4. The arguments advanced by learned counsel appearing for the assessee before us are similar and identical to the arguments advanced by learned counsel appearing for the assessee in T.C. No. 635 of 1983 in the case of Southern Roadways Ltd. v. CIT. While considering the arguments advanced by learned counsel for the assessee therein, by our judgment in T.C. No. 635 of 1983 of even date (sic). We held that the undertaking of the assessee was taken over by the Government and the compensation was determined after taking into account each and every item of the assets belonging to the undertaking and, therefore, there was no slump sale so as not to attract the provisions of section 41(2) of the Act. The Tribunal in the case of Roman and Roman Pvt. Ltd. followed the Special Bench order of the Tribunal in the case of Southern Roadways (P.) Ltd. and rendered its decision which is under reference in the present case. Since the arguments advanced by learned counsel appearing for the assessee in T.C. No. 504 of 1984 are similar and identical to the arguments advanced by learned counsel appearing for the assessee in T.C. No. 635 of 1983, for the reasons stated in our order of even date (sic) in T.C. No. 635 of 1983, we hold in the present case that the Tribunal was correct in holding that section 41(2) is applicable to the facts of the case and the profit is chargeable under section 41(2) of the Act.

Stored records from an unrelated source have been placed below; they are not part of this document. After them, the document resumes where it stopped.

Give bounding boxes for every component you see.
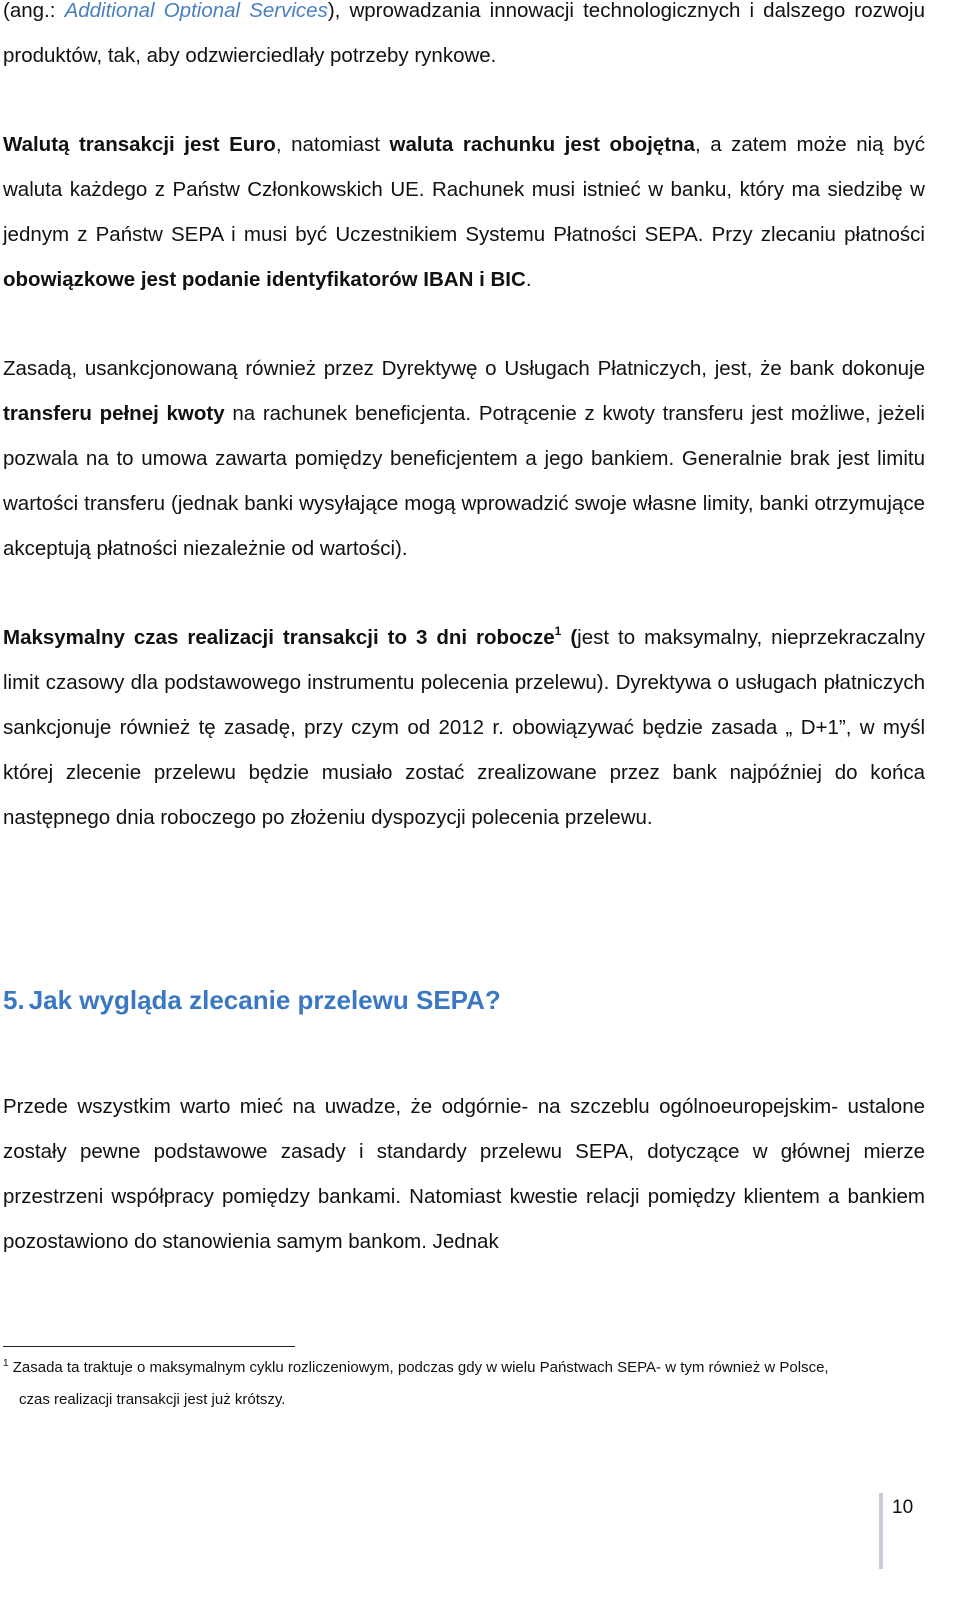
paragraph-sepa-rules xyxy=(3,1084,925,1264)
section-heading xyxy=(3,980,501,1020)
currency-bold-3: obowiązkowe jest podanie identyfikatorów IBAN i BIC xyxy=(3,268,526,291)
intro-text-1: (ang.: xyxy=(3,0,65,22)
currency-text-3: . xyxy=(525,268,532,291)
paragraph-currency xyxy=(3,122,925,302)
currency-text-1: , natomiast xyxy=(275,133,390,156)
footnote-marker: 1 xyxy=(3,1358,9,1369)
footnote-separator xyxy=(3,1346,295,1347)
max-time-text: jest to maksymalny, nieprzekraczalny limit czasowy dla podstawowego instrumentu polecenia przelewu). Dyrektywa o usługach płatniczych sankcjonuje również tę zasadę, przy czym od 2012 r. obowiązywać będzie zasada „ D+1”, w myśl której zlecenie przelewu będzie musiało zostać zrealizowane przez bank najpóźniej do końca następnego dnia roboczego po złożeniu dyspozycji polecenia przelewu. xyxy=(3,626,925,829)
max-time-paren: ( xyxy=(561,626,578,649)
section-number: 5. xyxy=(3,985,25,1015)
max-time-bold: Maksymalny czas realizacji transakcji to 3 dni robocze xyxy=(3,626,555,649)
currency-bold-2: waluta rachunku jest obojętna xyxy=(389,133,695,156)
paragraph-intro xyxy=(3,0,925,78)
page-number: 10 xyxy=(892,1497,914,1518)
footnote-reference: 1 xyxy=(554,624,562,638)
footnote-line-2: czas realizacji transakcji jest już krótszy. xyxy=(19,1391,286,1408)
additional-optional-services-term: Additional Optional Services xyxy=(64,0,328,22)
principle-text-2: na rachunek beneficjenta. Potrącenie z kwoty transferu jest możliwe, jeżeli pozwala na to umowa zawarta pomiędzy beneficjentem a jego bankiem. Generalnie brak jest limitu wartości transferu (jednak banki wysyłające mogą wprowadzić swoje własne limity, banki otrzymujące akceptują płatności niezależnie od wartości). xyxy=(3,402,925,560)
section-title: Jak wygląda zlecanie przelewu SEPA? xyxy=(28,985,501,1015)
paragraph-max-time xyxy=(3,615,925,840)
paragraph-principle xyxy=(3,346,925,571)
currency-bold-1: Walutą transakcji jest Euro xyxy=(3,133,276,156)
intro-text-2: ), wprowadzania innowacji technologicznych i dalszego rozwoju produktów, tak, aby odzwierciedlały potrzeby rynkowe. xyxy=(3,0,926,67)
principle-bold-1: transferu pełnej kwoty xyxy=(3,402,225,425)
footnote xyxy=(3,1352,925,1416)
currency-text-2: , a zatem może nią być waluta każdego z Państw Członkowskich UE. Rachunek musi istnieć w banku, który ma siedzibę w jednym z Państw SEPA i musi być Uczestnikiem Systemu Płatności SEPA. Przy zlecaniu płatności xyxy=(3,133,925,246)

5. In that view of the matter, we answer the question referred to us in T.C. No. 504 of 1984 in the affirmative and against the assessee. While passing this consequential order, the Tribunal is directed to verify the cost fixed for each and every one of the items of the undertaking of the assessee taken over by the Government and whether the property was charged properly under section 41(2) of the Act. This direction is given in accordance with the request made by learned counsel appearing for the assessee before us. There will be no order to costs.